Par : Mohammed CHOUAKI
La mise en service de la station de détente de gaz alimentant le projet d’exploitation du minerai de fer de Gara Djebilet, à Béchar, dépasse la simple dimension technique : elle constitue un indicateur concret de la montée en régime d’un chantier appelé à peser lourd dans l’économie nationale.
En sécurisant l’approvisionnement énergétique d’une infrastructure minière appelée à se déployer dans le Sud-Ouest, cette étape confirme que le projet entre progressivement dans une phase d’industrialisation effective.
Au plan économique, Gara Djebilet représente l’un des plus importants gisements de fer du continent, avec un potentiel susceptible de réduire à terme la dépendance de l’Algérie aux importations de matière première pour la sidérurgie. Cette perspective est stratégique à double titre : elle permet d’abord de consolider la chaîne de valeur nationale du fer et de l’acier, ensuite de diminuer l’exposition du pays aux fluctuations des marchés internationaux des matières premières. Dans un contexte de pression sur les équilibres extérieurs, la capacité à substituer une partie des importations par une production locale revêt une importance particulière.
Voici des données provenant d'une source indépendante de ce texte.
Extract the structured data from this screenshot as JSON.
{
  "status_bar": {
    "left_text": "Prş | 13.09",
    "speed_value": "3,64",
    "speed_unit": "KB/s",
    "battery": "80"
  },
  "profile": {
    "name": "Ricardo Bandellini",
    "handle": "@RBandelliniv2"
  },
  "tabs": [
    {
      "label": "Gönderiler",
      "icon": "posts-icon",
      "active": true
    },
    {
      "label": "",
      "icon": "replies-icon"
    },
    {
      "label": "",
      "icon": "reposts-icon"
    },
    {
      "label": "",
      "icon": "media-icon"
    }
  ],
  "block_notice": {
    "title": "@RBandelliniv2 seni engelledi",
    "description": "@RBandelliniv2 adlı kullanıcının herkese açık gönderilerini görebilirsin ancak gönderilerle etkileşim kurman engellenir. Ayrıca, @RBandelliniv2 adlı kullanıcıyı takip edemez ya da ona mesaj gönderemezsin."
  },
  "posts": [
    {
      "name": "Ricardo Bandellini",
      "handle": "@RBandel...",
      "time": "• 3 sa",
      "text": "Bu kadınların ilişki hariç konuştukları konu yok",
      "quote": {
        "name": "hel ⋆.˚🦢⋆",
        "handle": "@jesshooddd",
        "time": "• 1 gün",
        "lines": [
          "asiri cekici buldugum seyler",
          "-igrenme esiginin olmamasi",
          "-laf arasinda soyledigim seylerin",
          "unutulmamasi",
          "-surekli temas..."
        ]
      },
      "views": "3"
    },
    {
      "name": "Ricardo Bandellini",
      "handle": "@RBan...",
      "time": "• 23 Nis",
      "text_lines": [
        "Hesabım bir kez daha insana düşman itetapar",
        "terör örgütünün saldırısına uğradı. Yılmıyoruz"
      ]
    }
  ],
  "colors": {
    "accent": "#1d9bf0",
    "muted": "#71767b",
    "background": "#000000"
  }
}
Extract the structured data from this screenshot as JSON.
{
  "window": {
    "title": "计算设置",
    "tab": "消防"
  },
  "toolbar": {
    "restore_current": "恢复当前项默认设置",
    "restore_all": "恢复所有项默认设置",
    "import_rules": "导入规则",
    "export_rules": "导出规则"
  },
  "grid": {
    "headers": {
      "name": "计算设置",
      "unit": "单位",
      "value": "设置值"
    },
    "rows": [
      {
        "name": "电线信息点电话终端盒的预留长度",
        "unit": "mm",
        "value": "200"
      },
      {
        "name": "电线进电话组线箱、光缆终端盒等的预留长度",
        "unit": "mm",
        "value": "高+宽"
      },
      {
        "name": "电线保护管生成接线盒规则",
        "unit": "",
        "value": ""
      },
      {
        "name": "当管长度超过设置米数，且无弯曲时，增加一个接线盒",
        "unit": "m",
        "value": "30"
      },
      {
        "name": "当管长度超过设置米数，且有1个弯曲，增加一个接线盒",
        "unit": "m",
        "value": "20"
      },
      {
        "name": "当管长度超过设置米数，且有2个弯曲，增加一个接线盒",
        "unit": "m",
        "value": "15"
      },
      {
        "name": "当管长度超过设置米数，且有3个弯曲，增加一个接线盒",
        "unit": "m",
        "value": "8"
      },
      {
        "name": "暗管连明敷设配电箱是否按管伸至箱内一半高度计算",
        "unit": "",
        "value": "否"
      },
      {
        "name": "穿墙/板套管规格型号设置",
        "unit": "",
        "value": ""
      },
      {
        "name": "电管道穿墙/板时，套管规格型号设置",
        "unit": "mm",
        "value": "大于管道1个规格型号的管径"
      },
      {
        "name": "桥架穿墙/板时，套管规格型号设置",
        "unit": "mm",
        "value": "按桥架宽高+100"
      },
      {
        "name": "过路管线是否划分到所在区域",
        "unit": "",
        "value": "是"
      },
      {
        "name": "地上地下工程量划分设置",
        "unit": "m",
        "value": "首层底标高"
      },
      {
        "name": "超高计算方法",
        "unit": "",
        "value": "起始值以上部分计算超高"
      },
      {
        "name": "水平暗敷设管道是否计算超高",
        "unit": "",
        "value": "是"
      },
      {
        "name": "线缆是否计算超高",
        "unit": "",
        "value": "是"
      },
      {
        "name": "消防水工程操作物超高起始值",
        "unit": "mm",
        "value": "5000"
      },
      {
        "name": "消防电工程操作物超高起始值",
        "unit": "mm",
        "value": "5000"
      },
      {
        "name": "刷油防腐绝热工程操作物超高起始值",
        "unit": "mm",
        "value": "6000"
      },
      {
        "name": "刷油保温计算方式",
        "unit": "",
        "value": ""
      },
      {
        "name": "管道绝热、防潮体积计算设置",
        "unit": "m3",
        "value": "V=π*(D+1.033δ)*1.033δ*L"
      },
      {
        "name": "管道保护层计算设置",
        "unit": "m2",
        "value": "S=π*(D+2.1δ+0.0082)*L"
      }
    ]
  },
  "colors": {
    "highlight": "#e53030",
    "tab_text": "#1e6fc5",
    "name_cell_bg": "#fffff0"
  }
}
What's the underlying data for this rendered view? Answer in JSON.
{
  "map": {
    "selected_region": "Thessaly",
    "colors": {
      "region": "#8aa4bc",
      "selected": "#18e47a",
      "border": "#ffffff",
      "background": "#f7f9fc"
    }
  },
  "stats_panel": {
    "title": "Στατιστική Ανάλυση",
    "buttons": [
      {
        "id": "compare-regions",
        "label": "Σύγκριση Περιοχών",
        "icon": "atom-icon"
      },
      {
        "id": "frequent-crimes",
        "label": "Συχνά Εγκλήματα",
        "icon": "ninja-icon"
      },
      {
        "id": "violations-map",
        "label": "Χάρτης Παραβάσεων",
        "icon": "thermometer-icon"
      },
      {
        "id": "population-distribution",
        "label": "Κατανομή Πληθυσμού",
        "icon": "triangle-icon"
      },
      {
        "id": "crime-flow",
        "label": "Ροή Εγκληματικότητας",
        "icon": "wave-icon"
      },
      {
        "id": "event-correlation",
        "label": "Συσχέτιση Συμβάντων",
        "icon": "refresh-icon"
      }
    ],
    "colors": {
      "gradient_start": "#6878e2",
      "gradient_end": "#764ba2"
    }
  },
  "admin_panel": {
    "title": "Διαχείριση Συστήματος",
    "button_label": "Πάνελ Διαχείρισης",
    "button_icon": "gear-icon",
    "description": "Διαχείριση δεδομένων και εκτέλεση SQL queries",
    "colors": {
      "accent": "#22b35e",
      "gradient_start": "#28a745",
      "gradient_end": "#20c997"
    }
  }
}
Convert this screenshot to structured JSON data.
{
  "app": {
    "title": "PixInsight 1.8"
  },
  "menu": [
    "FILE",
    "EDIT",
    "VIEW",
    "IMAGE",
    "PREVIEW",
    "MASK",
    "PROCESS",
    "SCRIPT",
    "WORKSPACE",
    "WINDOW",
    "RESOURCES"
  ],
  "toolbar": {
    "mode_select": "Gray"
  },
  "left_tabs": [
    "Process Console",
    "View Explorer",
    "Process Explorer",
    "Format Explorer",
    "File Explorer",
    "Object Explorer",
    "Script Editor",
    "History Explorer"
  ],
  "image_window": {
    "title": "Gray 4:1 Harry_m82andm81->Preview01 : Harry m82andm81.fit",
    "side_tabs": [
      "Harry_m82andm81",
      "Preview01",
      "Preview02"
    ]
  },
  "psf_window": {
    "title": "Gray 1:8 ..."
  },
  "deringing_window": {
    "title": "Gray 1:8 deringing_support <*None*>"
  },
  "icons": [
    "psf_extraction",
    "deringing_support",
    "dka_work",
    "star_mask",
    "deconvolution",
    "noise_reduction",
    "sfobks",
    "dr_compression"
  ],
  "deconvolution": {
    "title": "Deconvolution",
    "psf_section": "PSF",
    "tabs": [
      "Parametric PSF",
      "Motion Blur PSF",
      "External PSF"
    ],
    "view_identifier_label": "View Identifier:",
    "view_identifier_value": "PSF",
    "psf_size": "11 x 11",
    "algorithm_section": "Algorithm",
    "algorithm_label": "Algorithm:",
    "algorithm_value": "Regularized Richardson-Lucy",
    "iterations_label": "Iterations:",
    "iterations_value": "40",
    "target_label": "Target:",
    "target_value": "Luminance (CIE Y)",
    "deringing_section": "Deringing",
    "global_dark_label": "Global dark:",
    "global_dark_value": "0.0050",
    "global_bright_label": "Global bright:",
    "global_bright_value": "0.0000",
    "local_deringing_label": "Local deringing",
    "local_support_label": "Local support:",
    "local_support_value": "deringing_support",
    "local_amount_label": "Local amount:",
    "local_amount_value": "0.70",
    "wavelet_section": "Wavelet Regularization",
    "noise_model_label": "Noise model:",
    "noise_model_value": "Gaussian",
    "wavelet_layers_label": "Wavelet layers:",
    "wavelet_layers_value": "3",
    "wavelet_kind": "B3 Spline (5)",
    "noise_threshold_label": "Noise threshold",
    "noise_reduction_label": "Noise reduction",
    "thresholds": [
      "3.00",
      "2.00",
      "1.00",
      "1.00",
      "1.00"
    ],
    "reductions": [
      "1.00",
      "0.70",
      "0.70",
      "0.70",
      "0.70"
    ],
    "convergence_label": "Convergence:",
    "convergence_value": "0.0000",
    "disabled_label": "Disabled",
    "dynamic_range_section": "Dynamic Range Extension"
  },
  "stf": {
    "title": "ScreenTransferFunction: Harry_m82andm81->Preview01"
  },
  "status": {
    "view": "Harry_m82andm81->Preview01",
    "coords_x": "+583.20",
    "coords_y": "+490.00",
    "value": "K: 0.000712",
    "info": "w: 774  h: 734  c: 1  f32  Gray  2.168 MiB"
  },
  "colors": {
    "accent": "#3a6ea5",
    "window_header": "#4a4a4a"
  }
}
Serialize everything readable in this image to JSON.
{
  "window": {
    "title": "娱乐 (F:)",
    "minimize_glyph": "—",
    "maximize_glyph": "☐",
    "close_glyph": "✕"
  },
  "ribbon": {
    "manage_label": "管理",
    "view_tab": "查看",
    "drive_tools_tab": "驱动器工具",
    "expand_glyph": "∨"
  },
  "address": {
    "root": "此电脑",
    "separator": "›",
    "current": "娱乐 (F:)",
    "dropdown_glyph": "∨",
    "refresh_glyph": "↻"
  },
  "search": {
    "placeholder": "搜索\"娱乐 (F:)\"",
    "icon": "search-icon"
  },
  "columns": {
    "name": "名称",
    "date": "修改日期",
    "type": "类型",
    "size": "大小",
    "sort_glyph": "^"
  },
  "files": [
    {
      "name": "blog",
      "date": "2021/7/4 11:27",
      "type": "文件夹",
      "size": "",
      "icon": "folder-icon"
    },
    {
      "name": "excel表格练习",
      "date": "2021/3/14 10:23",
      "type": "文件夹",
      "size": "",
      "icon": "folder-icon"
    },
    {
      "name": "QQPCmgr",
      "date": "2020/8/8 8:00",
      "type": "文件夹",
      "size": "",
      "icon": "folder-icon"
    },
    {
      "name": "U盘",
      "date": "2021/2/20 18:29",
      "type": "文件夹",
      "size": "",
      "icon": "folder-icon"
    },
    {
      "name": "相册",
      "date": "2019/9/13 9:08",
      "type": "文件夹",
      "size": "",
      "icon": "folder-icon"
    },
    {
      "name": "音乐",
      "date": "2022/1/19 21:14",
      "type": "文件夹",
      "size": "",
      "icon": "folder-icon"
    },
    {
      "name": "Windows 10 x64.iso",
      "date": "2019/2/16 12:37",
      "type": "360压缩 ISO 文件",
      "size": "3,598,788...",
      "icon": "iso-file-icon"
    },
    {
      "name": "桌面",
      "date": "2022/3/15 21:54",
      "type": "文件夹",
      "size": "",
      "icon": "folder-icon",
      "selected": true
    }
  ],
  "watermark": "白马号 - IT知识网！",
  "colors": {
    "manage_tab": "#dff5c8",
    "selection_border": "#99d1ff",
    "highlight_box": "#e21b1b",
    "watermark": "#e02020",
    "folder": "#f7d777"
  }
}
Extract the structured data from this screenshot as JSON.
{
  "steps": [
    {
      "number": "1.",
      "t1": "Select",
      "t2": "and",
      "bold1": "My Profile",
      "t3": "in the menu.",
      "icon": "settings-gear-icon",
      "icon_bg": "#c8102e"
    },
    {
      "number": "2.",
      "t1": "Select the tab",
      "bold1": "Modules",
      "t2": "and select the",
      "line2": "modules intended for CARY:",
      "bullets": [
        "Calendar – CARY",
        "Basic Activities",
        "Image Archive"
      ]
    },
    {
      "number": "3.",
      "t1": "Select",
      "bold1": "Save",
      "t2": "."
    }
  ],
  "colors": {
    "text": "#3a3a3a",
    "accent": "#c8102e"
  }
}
La station de détente de gaz s’inscrit précisément dans cette logique d’intégration industrielle. Un projet minier de cette ampleur ne se limite pas à l’extraction : il exige des infrastructures énergétiques, logistiques et de transformation capable de soutenir une exploitation continue et compétitive. L’alimentation en gaz des installations contribue ainsi à stabiliser les conditions d’exploitation, à préparer les unités de traitement du minerai et à accompagner les futures étapes de valorisation sur place, plutôt que de limiter le projet à une simple extraction brute.
L’enjeu est aussi territorial. En plaçant Béchar et plus largement le Sud Algérien au cœur d’un dispositif industriel d’envergure, les pouvoirs publics cherchent à créer un effet d’entraînement sur l’emploi, les services, le transport, la sous-traitance et les activités connexes. Un projet minier de cette nature peut devenir un pôle structurant, à condition que les infrastructures de transport, d’énergie et de transformation avancent au même rythme. C’est précisément ce type d’articulation qui détermine la rentabilité réelle d’un investissement minier à grande échelle.
Sur le plan macroéconomique, Gara Djebilet s’inscrit dans une stratégie de diversification productive longtemps attendue. L’Algérie, dont l’économie reste fortement dépendante des recettes d’hydrocarbures, cherche à développer des filières industrielles capables de générer davantage de valeur ajoutée locale. Le fer, la sidérurgie, les transports et les services industriels peuvent ainsi former un écosystème plus large, susceptible d’élargir la base productive du pays et de renforcer ses capacités d’exportation à moyen terme.
Mais la réussite économique du projet dépendra de plusieurs conditions. Il faudra d’abord maîtriser les coûts d’extraction et de traitement du minerai, notamment dans un environnement désertique où les contraintes logistiques sont élevées. Il faudra ensuite garantir la fluidité du transport du minerai vers les unités de transformation et les marchés de consommation. Enfin, il sera essentiel d’assurer un niveau suffisant d’intégration locale afin que la valeur ajoutée ne se limite pas au gisement, mais irrigue l’ensemble de la filière industrielle.
La mise en service de la station de gaz illustre donc moins un aboutissement qu’un signal de crédibilité économique. Elle montre que les composantes essentielles du projet commencent à s’aligner autour d’un objectif clair : faire de Gara Djebilet un actif minier stratégique, mais aussi un moteur de transformation industrielle. Dans cette perspective, le gisement ne représente pas seulement une richesse souterraine ; il devient un instrument de politique économique, de souveraineté industrielle et de rééquilibrage territorial.